# (The area under the curve of the bell of Gauss)

$$Problem:$$ (The area under the curve of the bell of Gauss)

It is known that $$I =\int_0 ^ \infty e ^ {- x ^ 2} dx$$ is possible to calculate, because ...

$$I^2=\left(\int_0^\infty e^{-x^2}dx\right)\left(\int_0^\infty e^{-y^2}dy\right)$$ $$=\int_0^\infty e^{-(x^2+y^2)}dxdy=\int_0^\infty \int_0^{\frac{\pi}{2}} e^{-r^2}rdrd\theta$$ $$=-\frac{\pi}{4}\int_0^\infty e^{-r^2}(-2r)dr=\frac{\pi}{4}$$ Hence $$I=\frac{\sqrt{\pi}}{2}$$, My question is: why for $$x_0> 0$$ it is not possible to calculate $$\int_0 ^ {x_0} e ^ {- x ^ 2} dx$$? Is there any proof of this fact? Thanks for your attention.

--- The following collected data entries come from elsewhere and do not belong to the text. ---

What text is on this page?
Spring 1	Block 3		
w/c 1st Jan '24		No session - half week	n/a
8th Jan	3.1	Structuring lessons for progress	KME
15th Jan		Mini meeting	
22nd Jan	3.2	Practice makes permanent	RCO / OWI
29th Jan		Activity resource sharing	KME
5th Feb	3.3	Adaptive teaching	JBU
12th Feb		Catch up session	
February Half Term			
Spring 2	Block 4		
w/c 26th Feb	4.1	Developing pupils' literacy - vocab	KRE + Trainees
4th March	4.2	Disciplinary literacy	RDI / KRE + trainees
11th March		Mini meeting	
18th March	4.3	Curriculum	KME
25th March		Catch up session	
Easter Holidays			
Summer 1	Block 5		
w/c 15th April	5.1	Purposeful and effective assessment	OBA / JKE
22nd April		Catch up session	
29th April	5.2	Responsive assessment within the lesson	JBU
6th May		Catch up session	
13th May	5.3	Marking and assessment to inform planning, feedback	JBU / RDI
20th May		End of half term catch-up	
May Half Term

• It can be calculated. it is $\frac{\sqrt\pi}2\textrm{erf}(x_0)$ Dec 13 '19 at 15:00
• @Andrei the definition of $erf(x_0)$ makes that reasoning circular. You can't calculate it from that expression. Dec 13 '19 at 15:01
• @CyclotomicField correct, but the error function can be quickly approximated using some simple polynomials Dec 13 '19 at 15:08

## 1 Answer

It is proven that there are no known anti-derivative in terms of known functions. You can find such a proof here in the paper "Impossibility theorems for elementary integration" by Brian Conrad.